The City of San Luis Obispo constructed four multi-purpose sports fields at a 23.5+ acre parcel of land called the Damon Garcia Site. This municipal park project for the City of San Luis Obispo includes four overlapping soccer/rugby/football fields, a 1500 linear foot extension to Prado Road adjacent to the park, two bridges along Prado Road, an on-site parking lot for the park, and multiple pedestrian trails with creek crossings within the park. The initial scope of services included multiple storm event flood plain analyses of over 3000 linear feet of Acacia Creek and over 2000 linear feet of Orcutt Creek as they traverse and bisect the park site.
The scope of services also included the preparation of preliminary vertical and horizontal alignment alternatives for the Prado Road extension, bridge and pedestrian crossing schematics, and preliminary on-site improvement plans. Of particular interest for this project was the flood plain analyses and grading designs for the proposed fields that allows for sport field construction within a known FEMA flood plain without adverse impacts to upstream or down stream properties.
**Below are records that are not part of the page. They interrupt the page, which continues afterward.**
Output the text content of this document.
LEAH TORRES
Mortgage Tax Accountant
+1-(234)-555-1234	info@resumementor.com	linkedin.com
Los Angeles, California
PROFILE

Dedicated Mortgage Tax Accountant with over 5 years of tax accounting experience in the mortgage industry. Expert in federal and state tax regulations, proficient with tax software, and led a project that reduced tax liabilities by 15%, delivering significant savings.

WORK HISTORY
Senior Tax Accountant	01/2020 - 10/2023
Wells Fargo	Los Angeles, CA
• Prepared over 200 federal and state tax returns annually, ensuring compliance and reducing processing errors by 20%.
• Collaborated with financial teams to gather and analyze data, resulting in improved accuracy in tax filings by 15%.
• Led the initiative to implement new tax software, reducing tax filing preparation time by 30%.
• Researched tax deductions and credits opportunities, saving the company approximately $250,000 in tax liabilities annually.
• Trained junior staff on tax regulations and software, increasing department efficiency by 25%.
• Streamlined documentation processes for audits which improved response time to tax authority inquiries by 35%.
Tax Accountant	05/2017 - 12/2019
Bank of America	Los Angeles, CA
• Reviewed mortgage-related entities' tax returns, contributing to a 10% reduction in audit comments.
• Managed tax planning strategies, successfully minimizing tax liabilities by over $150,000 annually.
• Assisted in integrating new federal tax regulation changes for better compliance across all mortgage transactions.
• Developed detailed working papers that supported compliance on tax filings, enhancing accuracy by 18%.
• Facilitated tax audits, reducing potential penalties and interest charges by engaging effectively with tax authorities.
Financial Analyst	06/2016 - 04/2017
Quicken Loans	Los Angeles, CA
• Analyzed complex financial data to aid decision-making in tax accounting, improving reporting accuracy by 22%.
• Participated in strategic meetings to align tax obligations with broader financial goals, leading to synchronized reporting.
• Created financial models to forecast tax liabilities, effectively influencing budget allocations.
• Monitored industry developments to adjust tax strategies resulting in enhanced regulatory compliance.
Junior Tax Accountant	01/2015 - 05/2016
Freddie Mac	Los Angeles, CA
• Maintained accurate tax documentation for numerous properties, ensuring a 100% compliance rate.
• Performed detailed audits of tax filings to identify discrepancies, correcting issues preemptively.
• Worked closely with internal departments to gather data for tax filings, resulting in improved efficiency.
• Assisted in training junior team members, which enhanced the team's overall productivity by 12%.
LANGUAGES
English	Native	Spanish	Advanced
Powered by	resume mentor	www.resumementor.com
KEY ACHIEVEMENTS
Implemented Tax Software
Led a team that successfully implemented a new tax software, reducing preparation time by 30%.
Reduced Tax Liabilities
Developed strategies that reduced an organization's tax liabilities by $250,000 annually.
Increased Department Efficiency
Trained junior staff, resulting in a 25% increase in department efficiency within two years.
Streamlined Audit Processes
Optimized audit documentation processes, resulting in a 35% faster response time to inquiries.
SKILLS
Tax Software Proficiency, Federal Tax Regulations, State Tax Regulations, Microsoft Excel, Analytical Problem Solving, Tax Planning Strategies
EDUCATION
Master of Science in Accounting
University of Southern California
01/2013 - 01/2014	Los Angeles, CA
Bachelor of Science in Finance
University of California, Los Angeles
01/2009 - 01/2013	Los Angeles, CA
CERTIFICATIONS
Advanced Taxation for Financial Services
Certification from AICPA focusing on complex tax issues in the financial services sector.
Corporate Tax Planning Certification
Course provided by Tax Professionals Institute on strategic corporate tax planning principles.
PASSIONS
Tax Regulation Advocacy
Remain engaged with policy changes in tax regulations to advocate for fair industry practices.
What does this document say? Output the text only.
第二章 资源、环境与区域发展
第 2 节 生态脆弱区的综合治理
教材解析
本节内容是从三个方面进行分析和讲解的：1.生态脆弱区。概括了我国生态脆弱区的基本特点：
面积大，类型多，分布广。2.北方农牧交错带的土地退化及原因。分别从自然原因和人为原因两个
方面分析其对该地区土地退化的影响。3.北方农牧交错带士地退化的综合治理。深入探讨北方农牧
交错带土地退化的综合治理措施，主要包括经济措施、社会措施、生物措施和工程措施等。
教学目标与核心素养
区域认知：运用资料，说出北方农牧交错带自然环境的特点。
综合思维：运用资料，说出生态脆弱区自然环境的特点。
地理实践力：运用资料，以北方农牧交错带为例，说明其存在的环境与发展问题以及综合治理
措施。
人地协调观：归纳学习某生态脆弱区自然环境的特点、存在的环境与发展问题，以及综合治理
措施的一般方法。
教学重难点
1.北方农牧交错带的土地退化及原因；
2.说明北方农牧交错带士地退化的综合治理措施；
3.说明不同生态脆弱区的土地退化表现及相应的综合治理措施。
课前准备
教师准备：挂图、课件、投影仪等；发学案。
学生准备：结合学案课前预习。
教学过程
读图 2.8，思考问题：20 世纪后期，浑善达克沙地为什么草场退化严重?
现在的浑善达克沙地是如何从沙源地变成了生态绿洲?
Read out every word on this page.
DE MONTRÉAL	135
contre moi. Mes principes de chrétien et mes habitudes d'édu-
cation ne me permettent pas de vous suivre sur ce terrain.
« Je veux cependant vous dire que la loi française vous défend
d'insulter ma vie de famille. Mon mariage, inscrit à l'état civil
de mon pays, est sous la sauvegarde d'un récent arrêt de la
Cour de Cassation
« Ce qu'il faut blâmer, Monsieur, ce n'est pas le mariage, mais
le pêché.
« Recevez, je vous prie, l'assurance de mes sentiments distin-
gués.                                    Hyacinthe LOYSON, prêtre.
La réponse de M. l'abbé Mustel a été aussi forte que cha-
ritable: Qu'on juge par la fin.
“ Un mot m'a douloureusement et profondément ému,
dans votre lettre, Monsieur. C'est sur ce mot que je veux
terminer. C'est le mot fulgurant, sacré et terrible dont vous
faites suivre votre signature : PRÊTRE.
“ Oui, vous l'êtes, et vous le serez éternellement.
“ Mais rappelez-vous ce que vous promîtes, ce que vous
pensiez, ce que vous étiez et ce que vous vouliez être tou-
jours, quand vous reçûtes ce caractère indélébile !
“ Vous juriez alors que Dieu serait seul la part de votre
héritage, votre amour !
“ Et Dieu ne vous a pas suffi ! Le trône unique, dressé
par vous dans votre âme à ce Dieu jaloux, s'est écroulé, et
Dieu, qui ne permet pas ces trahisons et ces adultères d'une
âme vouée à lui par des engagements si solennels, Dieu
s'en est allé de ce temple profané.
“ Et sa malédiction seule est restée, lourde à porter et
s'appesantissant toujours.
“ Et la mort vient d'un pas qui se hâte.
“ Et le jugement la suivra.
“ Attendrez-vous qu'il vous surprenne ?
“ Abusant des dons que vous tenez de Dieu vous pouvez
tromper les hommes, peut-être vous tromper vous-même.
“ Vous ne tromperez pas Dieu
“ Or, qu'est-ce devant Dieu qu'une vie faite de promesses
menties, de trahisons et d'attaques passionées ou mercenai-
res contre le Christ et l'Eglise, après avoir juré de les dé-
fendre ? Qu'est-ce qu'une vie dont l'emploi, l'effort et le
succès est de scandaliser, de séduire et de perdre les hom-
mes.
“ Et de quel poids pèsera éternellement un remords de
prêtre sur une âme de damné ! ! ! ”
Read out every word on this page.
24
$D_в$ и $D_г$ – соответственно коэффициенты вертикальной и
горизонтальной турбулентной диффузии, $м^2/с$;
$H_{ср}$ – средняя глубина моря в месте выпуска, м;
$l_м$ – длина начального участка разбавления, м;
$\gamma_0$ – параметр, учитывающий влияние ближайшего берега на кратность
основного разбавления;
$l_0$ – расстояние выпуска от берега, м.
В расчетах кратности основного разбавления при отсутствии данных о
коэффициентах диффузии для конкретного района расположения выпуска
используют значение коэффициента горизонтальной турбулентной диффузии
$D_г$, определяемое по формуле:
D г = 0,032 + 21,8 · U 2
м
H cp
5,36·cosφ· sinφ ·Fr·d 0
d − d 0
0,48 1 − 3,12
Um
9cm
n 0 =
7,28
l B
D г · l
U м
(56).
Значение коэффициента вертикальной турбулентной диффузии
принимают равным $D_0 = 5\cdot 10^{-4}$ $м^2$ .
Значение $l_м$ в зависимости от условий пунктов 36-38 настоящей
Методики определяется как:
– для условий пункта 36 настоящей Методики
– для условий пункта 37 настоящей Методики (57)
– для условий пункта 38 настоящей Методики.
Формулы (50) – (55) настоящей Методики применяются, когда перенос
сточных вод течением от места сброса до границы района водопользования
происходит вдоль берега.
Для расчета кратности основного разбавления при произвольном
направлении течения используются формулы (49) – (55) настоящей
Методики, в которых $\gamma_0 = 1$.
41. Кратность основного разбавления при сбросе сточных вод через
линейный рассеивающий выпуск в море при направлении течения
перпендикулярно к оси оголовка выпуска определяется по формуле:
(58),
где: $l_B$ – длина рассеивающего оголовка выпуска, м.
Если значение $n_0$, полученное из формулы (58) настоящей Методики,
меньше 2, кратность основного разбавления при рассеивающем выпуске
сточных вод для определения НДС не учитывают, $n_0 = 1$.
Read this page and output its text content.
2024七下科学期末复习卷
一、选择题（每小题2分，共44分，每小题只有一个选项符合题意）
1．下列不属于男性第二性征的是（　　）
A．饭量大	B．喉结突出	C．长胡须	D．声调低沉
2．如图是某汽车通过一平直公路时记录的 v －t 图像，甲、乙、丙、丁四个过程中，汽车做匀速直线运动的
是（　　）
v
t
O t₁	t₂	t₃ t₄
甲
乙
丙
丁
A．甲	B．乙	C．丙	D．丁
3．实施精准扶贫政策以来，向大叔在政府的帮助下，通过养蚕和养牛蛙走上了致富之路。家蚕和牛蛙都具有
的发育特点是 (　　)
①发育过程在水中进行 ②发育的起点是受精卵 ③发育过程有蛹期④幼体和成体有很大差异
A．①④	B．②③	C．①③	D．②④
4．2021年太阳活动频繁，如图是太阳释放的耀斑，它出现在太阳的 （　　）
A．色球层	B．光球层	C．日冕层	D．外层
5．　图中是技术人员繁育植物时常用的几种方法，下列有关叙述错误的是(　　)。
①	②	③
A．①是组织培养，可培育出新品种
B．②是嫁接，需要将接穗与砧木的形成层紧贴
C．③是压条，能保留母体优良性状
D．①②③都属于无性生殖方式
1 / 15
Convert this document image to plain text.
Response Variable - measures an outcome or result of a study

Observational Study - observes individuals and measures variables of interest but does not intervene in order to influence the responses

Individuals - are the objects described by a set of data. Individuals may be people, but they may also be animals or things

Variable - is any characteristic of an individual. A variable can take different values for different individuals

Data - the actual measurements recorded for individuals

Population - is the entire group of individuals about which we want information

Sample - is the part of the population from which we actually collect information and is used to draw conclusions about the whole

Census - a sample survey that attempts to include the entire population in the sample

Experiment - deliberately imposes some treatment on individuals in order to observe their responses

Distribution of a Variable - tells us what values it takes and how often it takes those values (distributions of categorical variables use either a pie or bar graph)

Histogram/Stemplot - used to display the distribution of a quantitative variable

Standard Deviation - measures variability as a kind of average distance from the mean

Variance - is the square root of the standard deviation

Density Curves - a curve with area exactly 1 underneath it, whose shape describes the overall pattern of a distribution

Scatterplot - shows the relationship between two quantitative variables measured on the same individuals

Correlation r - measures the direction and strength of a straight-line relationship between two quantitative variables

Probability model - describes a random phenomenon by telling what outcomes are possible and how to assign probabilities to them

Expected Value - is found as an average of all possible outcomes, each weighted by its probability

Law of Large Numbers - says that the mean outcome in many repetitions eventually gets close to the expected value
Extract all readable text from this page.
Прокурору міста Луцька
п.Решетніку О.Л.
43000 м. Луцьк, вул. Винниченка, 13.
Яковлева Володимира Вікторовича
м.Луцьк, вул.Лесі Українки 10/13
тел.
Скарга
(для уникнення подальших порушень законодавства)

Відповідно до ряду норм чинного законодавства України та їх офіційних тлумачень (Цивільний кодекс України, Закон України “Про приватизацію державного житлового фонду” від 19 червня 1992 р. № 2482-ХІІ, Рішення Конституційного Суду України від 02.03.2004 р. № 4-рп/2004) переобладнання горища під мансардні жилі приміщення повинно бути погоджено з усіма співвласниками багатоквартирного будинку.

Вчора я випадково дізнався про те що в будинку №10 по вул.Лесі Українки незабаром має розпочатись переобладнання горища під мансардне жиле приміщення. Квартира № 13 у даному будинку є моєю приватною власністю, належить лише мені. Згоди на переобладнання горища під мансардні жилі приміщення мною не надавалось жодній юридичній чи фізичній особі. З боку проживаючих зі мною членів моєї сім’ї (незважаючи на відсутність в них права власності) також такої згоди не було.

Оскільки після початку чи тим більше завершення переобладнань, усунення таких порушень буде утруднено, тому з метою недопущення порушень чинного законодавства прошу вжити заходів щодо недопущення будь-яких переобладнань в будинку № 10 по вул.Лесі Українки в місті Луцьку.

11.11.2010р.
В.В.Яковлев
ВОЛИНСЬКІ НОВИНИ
The project development program called for certain fields to be constructed outside of the flood plain while others were built within the flood plain boundaries inundated by occasional storm flows without undue damage.
San Luis Obispo Creek runs throughout the downtown area of San Luis Obispo. Portions of the creek run beneath the streets and shops and vegetation and pathways exist for a good portion of the creek. However, a portion of the creek bank, between Nipomo and Broad Streets, was undeveloped. Cannon worked with FIRMA (a local landscape architect) to expand the existing creek walk to encompass the entire length of the creek in the downtown area including the untouched section of vegetated and eroding channel bank. Cannon provided engineering, surveying, and permitting services for the walkway, which included seating areas, retaining walls, bi-level walkways, and a steel truss pedestrian bridge across the creek. Preserving riparian habitat was a high priority throughout all phases of this project. Slope protection fabrics combined with vegetation were used for erosion control. Cannon also prepared a drainage study to examine the effect of modernizing the channel without heightening the existing flood problems.